United States President Barack Obama’s exhortations to tell the British to stay in is probably the best ‘argumentum a contrario’ indication of how much the US need Britain to stay within Europe as the Trojan Horse it has always been. “The price of intimacy [with Britain] in Washington is influence in Europe”, the Financial Times wrote. And columnist Anne Applebaum put it even more bluntly, “The US can’t afford a Brexit”. For the US’ best interest? Of course! But is it in the best interests of Europe? We believe not.
Europe needs anything but a loose trade free environment in which the UK leads the tune for US interest, until the US finally swallows the whole, as part of a never-ending global financial, economic and military domination.
Europe needs a political project to be assumed by leaders willing to reconstruct a political power, which, as happened unfortunately in France, was given up by President Francois Hollande. It doesn’t need Le Pen extremists or reappearing Eastern European anti-Semitism. Europe doesn’t need to continue snubbing Russia. It needs power, vision and determination and that can only be achieved with a limited number of convinced partners who have decided once and for all to team up. And Britain obviously never belonged to that Club.
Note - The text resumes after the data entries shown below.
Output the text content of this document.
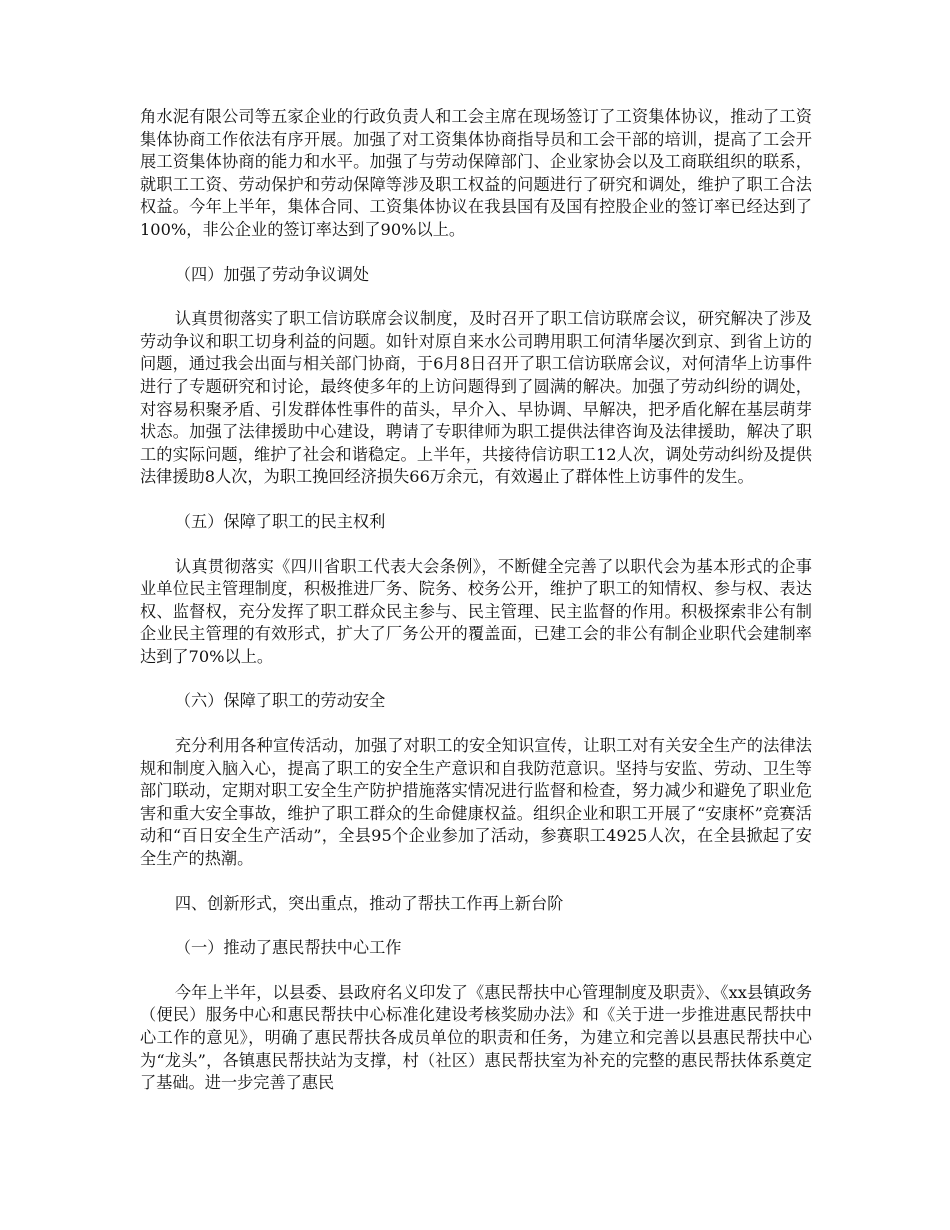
角水泥有限公司等五家企业的行政负责人和工会主席在现场签订了工资集体协议，推动了工资集体协商工作依法有序开展。加强了对工资集体协商指导员和工会干部的培训，提高了工会开展工资集体协商的能力和水平。加强了与劳动保障部门、企业家协会以及工商联组织的联系，就职工工资、劳动保护和劳动保障等涉及职工权益的问题进行了研究和调处，维护了职工合法权益。今年上半年，集体合同、工资集体协议在我县国有及国有控股企业的签订率已经达到了100%，非公企业的签订率达到了90%以上。

（四）加强了劳动争议调处

认真贯彻落实了职工信访联席会议制度，及时召开了职工信访联席会议，研究解决了涉及劳动争议和职工切身利益的问题。如针对原自来水公司聘用职工何清华屡次到京、到省上访的问题，通过我会出面与相关部门协商，于6月8日召开了职工信访联席会议，对何清华上访事件进行了专题研究和讨论，最终使多年的上访问题得到了圆满的解决。加强了劳动纠纷的调处，对容易积聚矛盾、引发群体性事件的苗头，早介入、早协调、早解决，把矛盾化解在基层萌芽状态。加强了法律援助中心建设，聘请了专职律师为职工提供法律咨询及法律援助，解决了职工的实际问题，维护了社会和谐稳定。上半年，共接待信访职工12人次，调处劳动纠纷及提供法律援助8人次，为职工挽回经济损失66万余元，有效遏止了群体性上访事件的发生。

（五）保障了职工的民主权利

认真贯彻落实《四川省职工代表大会条例》，不断健全完善了以职代会为基本形式的企事业单位民主管理制度，积极推进厂务、院务、校务公开，维护了职工的知情权、参与权、表达权、监督权，充分发挥了职工群众民主参与、民主管理、民主监督的作用。积极探索非公有制企业民主管理的有效形式，扩大了厂务公开的覆盖面，已建工会的非公有制企业职代会建制率达到了70%以上。

（六）保障了职工的劳动安全

充分利用各种宣传活动，加强了对职工的安全知识宣传，让职工对有关安全生产的法律法规和制度入脑入心，提高了职工的安全生产意识和自我防范意识。坚持与安监、劳动、卫生等部门联动，定期对职工安全生产防护措施落实情况进行监督和检查，努力减少和避免了职业危害和重大安全事故，维护了职工群众的生命健康权益。组织企业和职工开展了“安康杯”竞赛活动和“百日安全生产活动”，全县95个企业参加了活动，参赛职工4925人次，在全县掀起了安全生产的热潮。

四、创新形式，突出重点，推动了帮扶工作再上新台阶

（一）推动了惠民帮扶中心工作

今年上半年，以县委、县政府名义印发了《惠民帮扶中心管理制度及职责》、《xx县镇政务（便民）服务中心和惠民帮扶中心标准化建设考核奖励办法》和《关于进一步推进惠民帮扶中心工作的意见》，明确了惠民帮扶各成员单位的职责和任务，为建立和完善以县惠民帮扶中心为“龙头”，各镇惠民帮扶站为支撑，村（社区）惠民帮扶室为补充的完整的惠民帮扶体系奠定了基础。进一步完善了惠民
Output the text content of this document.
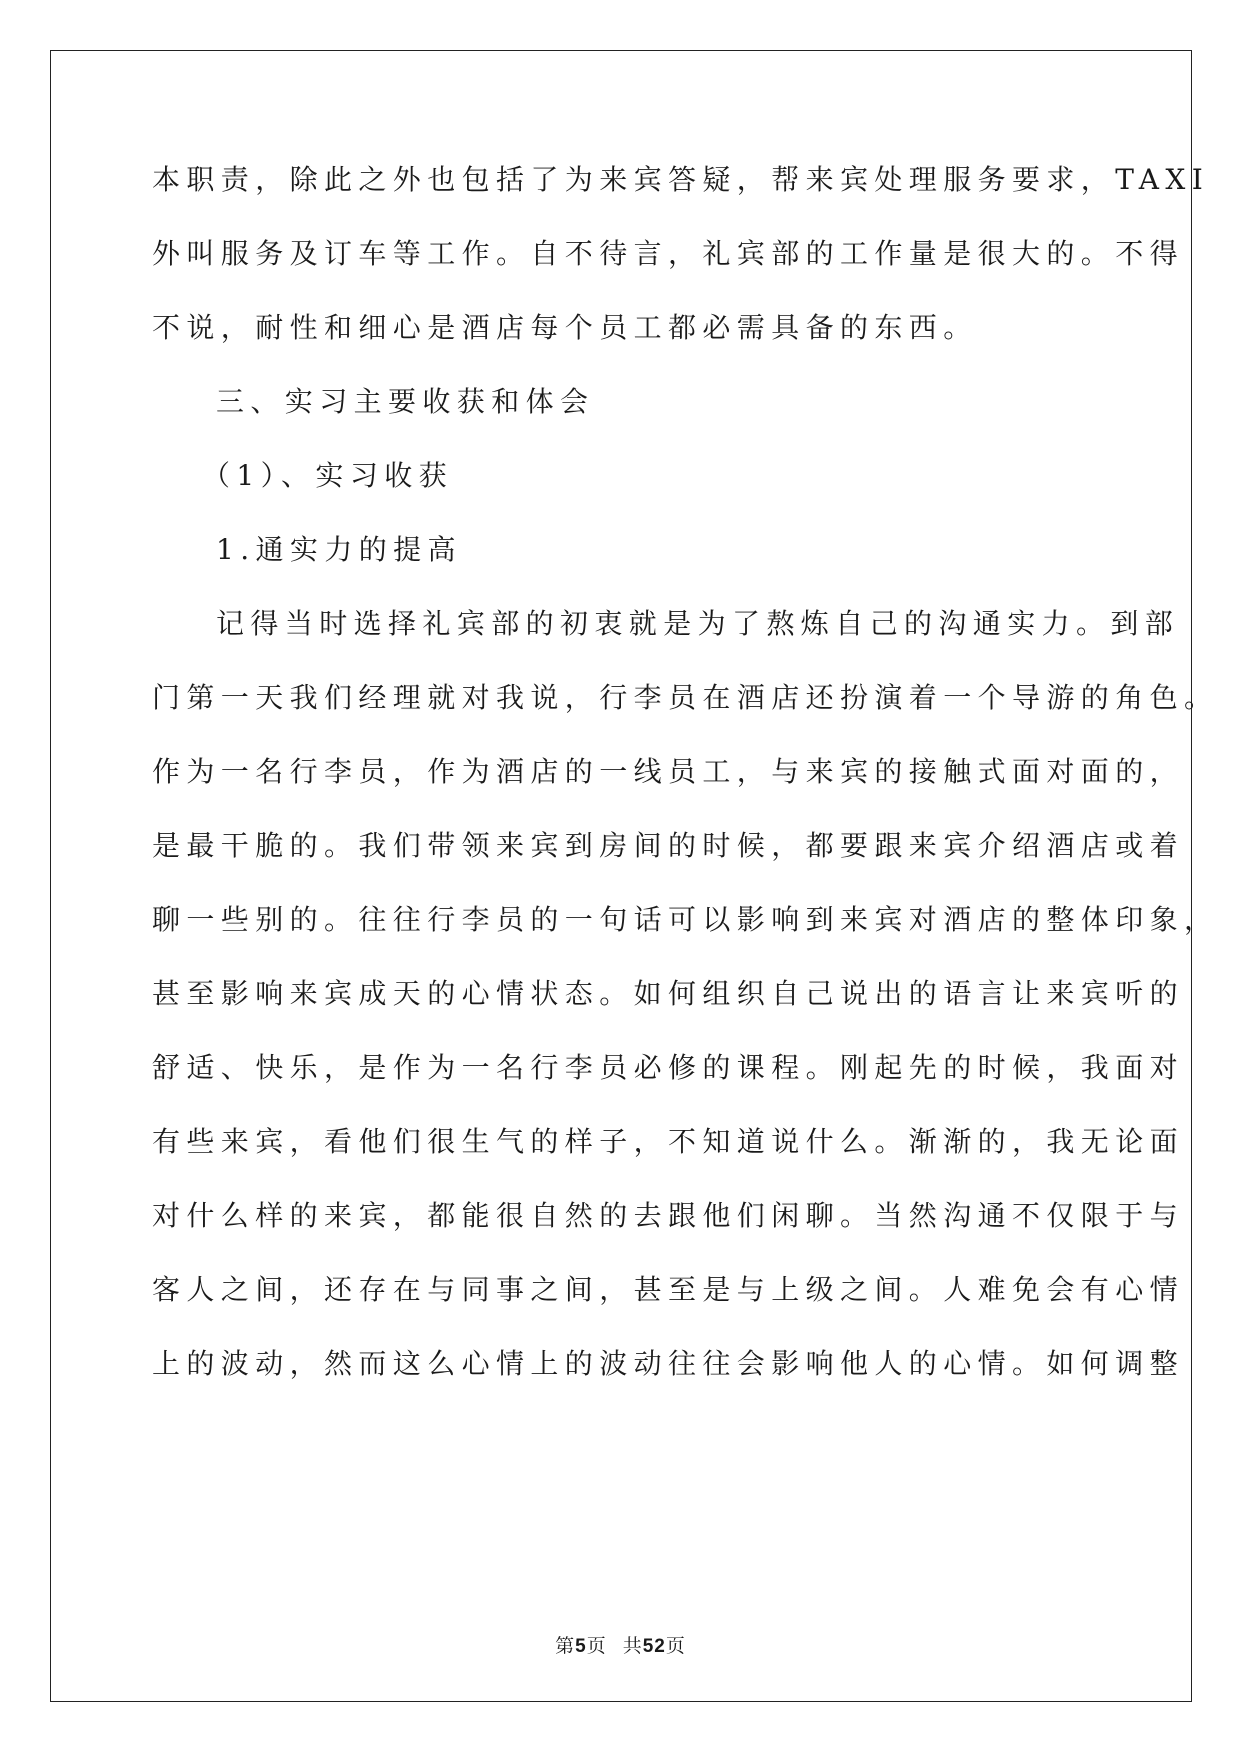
本职责，除此之外也包括了为来宾答疑，帮来宾处理服务要求，TAXI
外叫服务及订车等工作。自不待言，礼宾部的工作量是很大的。不得
不说，耐性和细心是酒店每个员工都必需具备的东西。
三、实习主要收获和体会
（1）、实习收获
1.通实力的提高
记得当时选择礼宾部的初衷就是为了熬炼自己的沟通实力。到部
门第一天我们经理就对我说，行李员在酒店还扮演着一个导游的角色。
作为一名行李员，作为酒店的一线员工，与来宾的接触式面对面的，
是最干脆的。我们带领来宾到房间的时候，都要跟来宾介绍酒店或着
聊一些别的。往往行李员的一句话可以影响到来宾对酒店的整体印象，
甚至影响来宾成天的心情状态。如何组织自己说出的语言让来宾听的
舒适、快乐，是作为一名行李员必修的课程。刚起先的时候，我面对
有些来宾，看他们很生气的样子，不知道说什么。渐渐的，我无论面
对什么样的来宾，都能很自然的去跟他们闲聊。当然沟通不仅限于与
客人之间，还存在与同事之间，甚至是与上级之间。人难免会有心情
上的波动，然而这么心情上的波动往往会影响他人的心情。如何调整
第5页 共52页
Britain joined the union the day it realised it would cost more to stay out. It then meticulously changed the rules to make them more favourable to it — fair enough as the other States were fool enough not to oppose it. It is now wondering whether it would get more advantages in or out and may thus ultimately decide to stay in. But Britain’s Vote Leave victory would also allow for that necessary reset to take place, the inception of a new circle of willing players, the restore of power and leadership, the taking over of politics by bureaucrats, the reshuffling of institutions ... As Bloomberg commentator Clive Crook recently put it, “If Brexit help the EU to mend itself and grow, the gains to Britain [to say nothing of the gains to Europe] might easily outweigh the costs”.
It is a pity other European nations cannot vote on Brexit ... even though the European practice over the last few years has been to systematically ignore the people’s opinion, as happened with the ratification of the Lisbon Treaty. But at least, other Europeans should be thankful to the UK to have highlighted an important question — behind a bizarre, not to say fake, debate on ‘in’ or ‘out’ piling up with Johnson’s racist slipping’s is the present Europe the one people want? And the answer is, obviously, no.
Luc Debieuvre is a French essayist and a lecturer at Iris (Institut de Relations Internationales et Strategiques) and the Faco Law University of Paris.